Methodological quality of the review: Medium confidence
Author: Lagani V, Koumakis L, Chiarugi F, Lakasing E, Tsamardinos I.
Region: United States of America (USA), Europe, including United Kingdom (UK) and Sweden.
Sub-sector: Diabetes complications, risk assessment, statistical models, risk factors and prognosis.
Equity focus: None specified
Review type: Systematic review
Quantitative synthesis method: Narrative analysis
Qualitative synthesis methods: Not applicable
A risk assessment model consists of any type of algorithm or mathematical formula (for example, a set of rules, a decision tree, a weighted sum, etc.) for assessing the overall statistical probability of certain adverse outcomes to occur in the future. When risk assessment models are built upon data collected from large-scale, longitudinal clinical studies, they are able to perform predictions in the long term, that is, on a time horizon spanning up to a decade and beyond. These models are the backbone of risk assessment tools used in clinical practice.
Given the health and social burden caused by diabetes-related complications, it is not surprising that several scientific works have proposed risk assessment models able to evaluate the probability for diabetes patients of developing one or more complications on the long-term period.
‘To compare and summarize the most relevant risk assessment models for diabetes-related complications published in the literature.’
The authors identified six major studies upon which current available risk assessment models were built on, namely:
All these studies had duration over five years and most of them included some common demographic and clinical data strongly related to diabetic complications. A total of 13 articles which introduced a risk assessment model for diabetes complications based on large scale studies mentioned above were included in the review. The most common predictions for long-term diabetes complications were related to cardiovascular diseases and diabetic retinopathy.
Authors noted that researchers and medical practitioners should take into account that some limitations undermine the applicability of risk assessment models; for example, it was hard to judge whether results obtained on a specific cohort can be effectively translated to other populations.
Authors included prospective and retrospective studies with at least 1,000 subjects and five years of follow-up studies as well as Type I and Type II diabetes studies. Publications were considered if they reported the name of the study in the title or in the abstract.
The search of the six major studies included in this review was not explicitly stated within the review. In order to identify publications for risk assessment models based on these studies, related publications were searched for at the official websites and on the well-known publication search engine Google Scholar, PUBMED and SCIRUS. The search covered combinations of concepts for diabetes, risk assessment, risk model and risk factors. In the case of Cleveland and Sweden, the search included Cleveland/Sweden alongside the study name. It should be noted, that searches for publications were specifically performed related only to the studies included. The search was limited to articles written in English.
Authors conducted a narrative review summary of most relevant risk assessment models for diabetes-related complications based on the six studies mentioned above.
Authors noted that due to certain limitations of the included studies, the applicability of the results may have been affected. As included studies in this review lasted several years, treatment for diabetes and comorbidities largely changed over the time, along with nutritional habits. Given the evolution in clinical sensors and in electronic health care records some may claim that data from these studies are obsolete. Another factor which may have affected the applicability of this reviews results is the close relationship of diabetes and its complications with the geographical location of the patient. Thus, diabetes-complications risk assessment models derived on specific samples were not ensured to be applicable on different populations or locations.
The searches focussed on the countries included in the six large-scale studies selected as a basis for identifying publications for risk assessment models. Out of the six studies, five were conducted in high-income countries; the remainder was performed in 16 countries in Europe, although country names were not provided. Nevertheless, finding from high-income countries, as reported by the authors, may not be applicable on different populations or geographical locations.

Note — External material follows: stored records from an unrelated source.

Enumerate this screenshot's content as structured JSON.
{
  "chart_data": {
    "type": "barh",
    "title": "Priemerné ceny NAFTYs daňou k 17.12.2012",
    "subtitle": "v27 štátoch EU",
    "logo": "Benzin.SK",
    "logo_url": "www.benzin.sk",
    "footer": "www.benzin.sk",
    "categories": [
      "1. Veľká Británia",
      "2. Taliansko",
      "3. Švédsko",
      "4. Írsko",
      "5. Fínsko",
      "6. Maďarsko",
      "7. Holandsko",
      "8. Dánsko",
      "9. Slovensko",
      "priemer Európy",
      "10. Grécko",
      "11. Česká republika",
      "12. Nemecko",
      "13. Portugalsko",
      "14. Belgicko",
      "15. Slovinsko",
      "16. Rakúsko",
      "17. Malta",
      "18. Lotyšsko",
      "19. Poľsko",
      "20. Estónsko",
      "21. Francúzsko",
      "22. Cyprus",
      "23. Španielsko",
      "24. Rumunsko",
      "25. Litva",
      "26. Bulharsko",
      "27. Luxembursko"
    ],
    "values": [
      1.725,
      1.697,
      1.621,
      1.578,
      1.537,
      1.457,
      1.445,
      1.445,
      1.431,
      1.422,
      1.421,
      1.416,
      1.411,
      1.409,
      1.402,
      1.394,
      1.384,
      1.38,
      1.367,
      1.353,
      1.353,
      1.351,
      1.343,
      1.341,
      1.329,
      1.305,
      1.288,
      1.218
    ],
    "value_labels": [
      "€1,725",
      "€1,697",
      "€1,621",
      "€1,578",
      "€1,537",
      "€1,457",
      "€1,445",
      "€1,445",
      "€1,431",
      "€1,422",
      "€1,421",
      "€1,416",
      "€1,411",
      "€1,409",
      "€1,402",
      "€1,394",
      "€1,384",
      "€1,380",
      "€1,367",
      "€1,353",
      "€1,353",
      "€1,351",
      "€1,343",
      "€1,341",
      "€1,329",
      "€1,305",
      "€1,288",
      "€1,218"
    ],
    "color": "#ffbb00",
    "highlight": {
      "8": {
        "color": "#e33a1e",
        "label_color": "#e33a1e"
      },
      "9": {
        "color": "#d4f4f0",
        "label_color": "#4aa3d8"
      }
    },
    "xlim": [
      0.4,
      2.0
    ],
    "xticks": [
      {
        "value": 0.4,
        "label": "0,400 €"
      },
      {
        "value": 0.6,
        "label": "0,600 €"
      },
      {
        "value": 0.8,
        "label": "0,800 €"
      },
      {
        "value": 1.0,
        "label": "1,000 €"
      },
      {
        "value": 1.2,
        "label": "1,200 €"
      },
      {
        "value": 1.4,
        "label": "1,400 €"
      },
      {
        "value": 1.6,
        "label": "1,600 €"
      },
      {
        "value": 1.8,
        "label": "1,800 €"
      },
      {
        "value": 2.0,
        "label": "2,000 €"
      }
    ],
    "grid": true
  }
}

This review was based on a search of relevant databases only for studies related to the six large medical studies only. Language bias was not avoided as only studies written in English were included in the review. It was not possible to determine if study selection and data extraction was appropriately conducted, as authors did not report if this was conducted by two authors independently. Reviewers did note some of the limitations of the included studies in the review and did not draw strong policy conclusions. As such, medium confidence was attributed to the conclusions about the effects of this review.